Which makes it significant that today coincidentally this year also happens to be Commedia dell’Arte Day. (Commedia dell’Arte Day always falls on February 25, Mardi Gras does not). Commedia dell’Arte is believed to have grown out of the Carnival of Venice in the 16th century. It is a form of semi-improvised farcical comedy employing a variety of masked stock characters, the best known of which are Arlecchino (Harlequin), Pantalone (Pantaloon), Columbine, Pierrot, the lovers, the Captain and the Doctor. These types and this form may owe something to the ancient comedy of the Romans. In the Renaissance, certain licensed companies brought these companies throughout Europe, greatly influencing the local theatre of each nation, from Moliere in France to Ben Jonson and Shakespeare in England. Modern clowning owes a debt to commedia, as do Punch and Judy puppet shows. Commedia dell’Arte Day is held on February 25 to commemorate the signing of the first contract of theatrical incorporation in Padua, Italy by a commedia troupe leader known Ser Maphio in 1545. “Commedie dell’Arte” literally translates as “professional theatre”, or, if you like, “show business”. It can be thought of then, symbolically at any rate, as the birth of show business. For a full list of commedia events happening around the world today go here.

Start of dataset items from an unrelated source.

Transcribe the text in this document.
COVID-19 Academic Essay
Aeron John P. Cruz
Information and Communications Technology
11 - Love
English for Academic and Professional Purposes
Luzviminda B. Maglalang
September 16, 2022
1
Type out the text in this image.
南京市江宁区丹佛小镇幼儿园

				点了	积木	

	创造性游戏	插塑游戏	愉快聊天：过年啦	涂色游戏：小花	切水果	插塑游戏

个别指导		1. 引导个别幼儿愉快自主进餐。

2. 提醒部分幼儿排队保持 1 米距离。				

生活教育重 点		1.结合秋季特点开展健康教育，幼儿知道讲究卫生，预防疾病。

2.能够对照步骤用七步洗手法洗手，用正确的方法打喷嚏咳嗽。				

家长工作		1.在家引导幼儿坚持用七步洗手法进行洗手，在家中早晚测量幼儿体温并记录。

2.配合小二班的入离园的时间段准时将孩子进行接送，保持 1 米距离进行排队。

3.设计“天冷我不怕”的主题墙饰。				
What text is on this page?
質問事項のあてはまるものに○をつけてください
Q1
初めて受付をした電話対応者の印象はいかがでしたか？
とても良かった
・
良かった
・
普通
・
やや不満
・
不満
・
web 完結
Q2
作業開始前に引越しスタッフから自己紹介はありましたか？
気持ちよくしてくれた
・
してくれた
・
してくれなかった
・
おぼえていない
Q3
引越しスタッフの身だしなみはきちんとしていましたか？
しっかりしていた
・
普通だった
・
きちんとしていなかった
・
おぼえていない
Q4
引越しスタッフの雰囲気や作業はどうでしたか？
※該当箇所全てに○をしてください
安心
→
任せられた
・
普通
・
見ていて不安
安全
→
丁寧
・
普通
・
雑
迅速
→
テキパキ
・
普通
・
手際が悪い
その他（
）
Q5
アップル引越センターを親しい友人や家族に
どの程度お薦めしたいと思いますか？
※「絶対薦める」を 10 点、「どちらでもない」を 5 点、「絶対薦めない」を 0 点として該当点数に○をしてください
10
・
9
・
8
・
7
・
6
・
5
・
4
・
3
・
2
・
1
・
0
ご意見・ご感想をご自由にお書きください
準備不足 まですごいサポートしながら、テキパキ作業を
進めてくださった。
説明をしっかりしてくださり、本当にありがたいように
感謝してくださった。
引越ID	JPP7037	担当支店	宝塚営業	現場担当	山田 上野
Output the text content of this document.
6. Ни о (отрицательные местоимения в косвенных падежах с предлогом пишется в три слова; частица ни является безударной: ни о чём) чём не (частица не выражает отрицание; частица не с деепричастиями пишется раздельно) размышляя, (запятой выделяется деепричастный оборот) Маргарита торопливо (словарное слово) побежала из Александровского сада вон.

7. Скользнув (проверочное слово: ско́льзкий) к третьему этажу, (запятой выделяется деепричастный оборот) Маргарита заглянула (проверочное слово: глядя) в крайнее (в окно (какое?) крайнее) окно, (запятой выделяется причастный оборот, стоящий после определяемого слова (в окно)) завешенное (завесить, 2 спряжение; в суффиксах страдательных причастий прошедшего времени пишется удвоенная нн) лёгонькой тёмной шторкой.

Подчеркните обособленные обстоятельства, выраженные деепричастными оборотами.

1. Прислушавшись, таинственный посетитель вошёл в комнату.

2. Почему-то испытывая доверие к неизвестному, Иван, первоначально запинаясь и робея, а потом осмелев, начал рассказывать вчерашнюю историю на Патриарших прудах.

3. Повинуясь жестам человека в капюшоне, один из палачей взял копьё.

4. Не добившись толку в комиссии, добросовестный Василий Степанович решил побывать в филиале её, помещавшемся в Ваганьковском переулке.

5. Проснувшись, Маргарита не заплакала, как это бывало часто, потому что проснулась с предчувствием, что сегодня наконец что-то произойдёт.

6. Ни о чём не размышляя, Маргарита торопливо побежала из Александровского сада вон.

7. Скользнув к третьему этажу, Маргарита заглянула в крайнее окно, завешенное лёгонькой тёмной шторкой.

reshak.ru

Coincidentally, as we mentioned, February 25 is also the birthday of Venetian playwright and opera librettist Carlo Goldoni. Goldoni was not a commedia artist per se, but like those other playwrights we mentioned, especially Moliere, whom he frequently adapted, Goldoni was an outward cultural ripple that originated in commedia. How could he not be, coming from Venice? Yet, much like Terence in Roman times, Goldoni represented a step away from the older conventions. He aspired to greater realism and less dependence on ritual and type, which put him at odds with his contemporary Carlo Gozzi, who defended the old commedia traditions. When things came to a head, in 1761, Goldoni moved to France, where all his later work was created. But it’s all relative. from our vantage point, Goldoni seems much more of the commedia tradition than outside it. His best remembered work, still frequently produced, is The Servant of Two Masters (1746), the cast of characters in which are all fully within the commedia tradition.
Bottom line? Today you have a license to go CRAZY! I, for one, intend to eat pancakes.